Novela? Agora parece distante. Afinal, todos conhecem “aquele” ator (que pode inclusive ser um ex-confinado) e sabem que ele está fazendo ou falando exatamente o que manda o texto, que graça há nisso? Ah, os reality’s! Não! Neles o que rola é vida real. As polêmicas têm mais sentido, mechem com nosso interior, nos permitem fazer indagações antes não pensadas.
Foi o que aconteceu com a saída de Ariadna, primeira transexual a participar de um programa de TV como esse e também primeira a sair de tal programa. Junto com a eliminação veio a pergunta: Será que ela saiu por preconceito? Por ela ser transexual ou por ter se prostituído no exterior? Mas, o povo brasileiro não é preconceituoso... Será? Eu não sei. O que sei é que se o caso de Ariadna tivesse sido contado na ficção de uma novela das oito (nove), não teríamos ficado tão cheios de dúvidas com relação as nossas próprias noções de preconceito.
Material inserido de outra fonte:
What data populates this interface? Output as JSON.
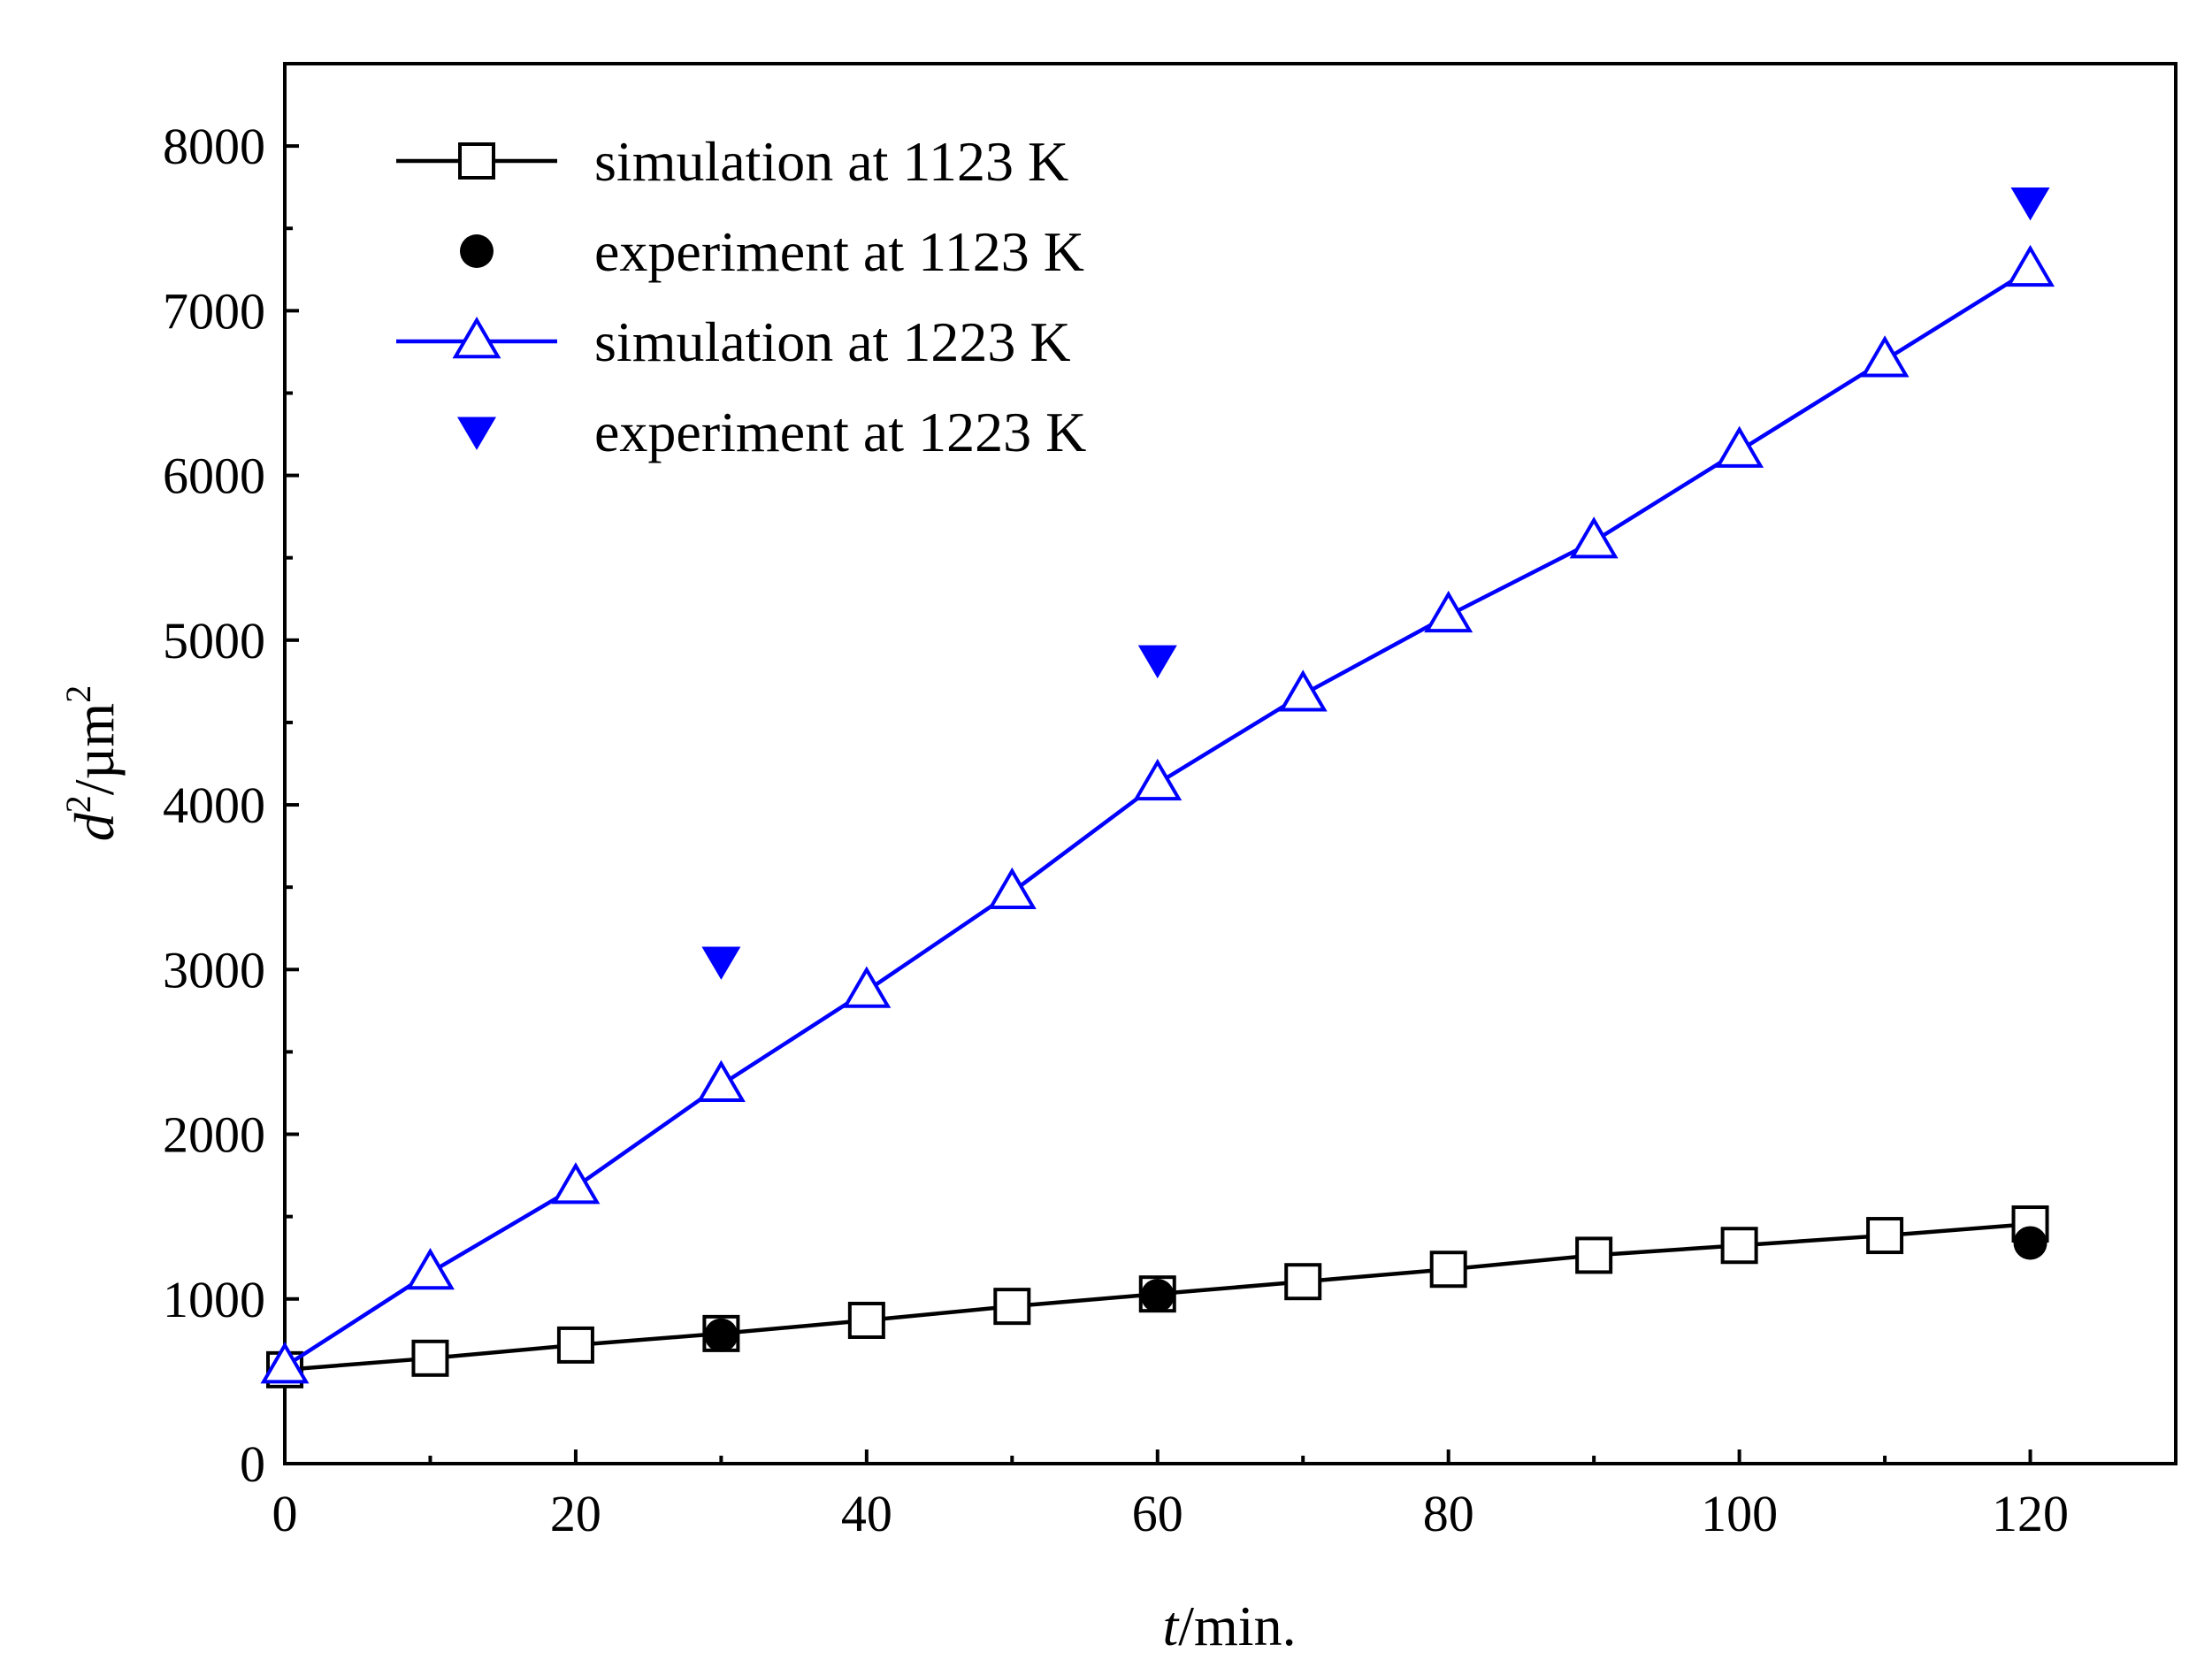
{
  "chart_data": {
    "type": "line",
    "title": "",
    "xlabel": {
      "var": "t",
      "unit": "/min."
    },
    "ylabel": {
      "var": "d",
      "sup": "2",
      "unit": "/µm",
      "unit_sup": "2"
    },
    "xlim": [
      0,
      130
    ],
    "ylim": [
      0,
      8500
    ],
    "x_ticks": [
      0,
      20,
      40,
      60,
      80,
      100,
      120
    ],
    "x_tick_labels": [
      "0",
      "20",
      "40",
      "60",
      "80",
      "100",
      "120"
    ],
    "x_minor_ticks": [
      10,
      30,
      50,
      70,
      90,
      110
    ],
    "y_ticks": [
      0,
      1000,
      2000,
      3000,
      4000,
      5000,
      6000,
      7000,
      8000
    ],
    "y_tick_labels": [
      "0",
      "1000",
      "2000",
      "3000",
      "4000",
      "5000",
      "6000",
      "7000",
      "8000"
    ],
    "y_minor_ticks": [
      500,
      1500,
      2500,
      3500,
      4500,
      5500,
      6500,
      7500
    ],
    "grid": false,
    "legend_position": "top-left",
    "series": [
      {
        "name": "simulation at 1123 K",
        "color": "#000000",
        "marker": "open-square",
        "line": true,
        "x": [
          0,
          10,
          20,
          30,
          40,
          50,
          60,
          70,
          80,
          90,
          100,
          110,
          120
        ],
        "y": [
          570,
          640,
          720,
          790,
          870,
          955,
          1030,
          1105,
          1180,
          1265,
          1325,
          1385,
          1455
        ]
      },
      {
        "name": "experiment at 1123 K",
        "color": "#000000",
        "marker": "filled-circle",
        "line": false,
        "x": [
          30,
          60,
          120
        ],
        "y": [
          780,
          1020,
          1340
        ]
      },
      {
        "name": "simulation at 1223 K",
        "color": "#0000ff",
        "marker": "open-triangle-up",
        "line": true,
        "x": [
          0,
          10,
          20,
          30,
          40,
          50,
          60,
          70,
          80,
          90,
          100,
          110,
          120
        ],
        "y": [
          590,
          1160,
          1680,
          2300,
          2870,
          3470,
          4130,
          4670,
          5150,
          5600,
          6150,
          6700,
          7250
        ]
      },
      {
        "name": "experiment at 1223 K",
        "color": "#0000ff",
        "marker": "filled-triangle-down",
        "line": false,
        "x": [
          30,
          60,
          120
        ],
        "y": [
          3050,
          4880,
          7660
        ]
      }
    ]
  }
}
Sejam artistas ou anônimos a nossa curiosidade pelas reações dos confinados desses “zoológicos humanos” são quase incontroláveis (Já me incluí entre os telespectadores, sou mesmo!). E o mais gostoso é ficar falando depois, das armações, mancadas, fofocas, todo mundo fala! Claro, há aqueles que não assistem, não curtem. Mas, admitam, mesmo vocês que não gostam, também param na roda de amigos e comentam, nem que seja pra falar mal, mas falam.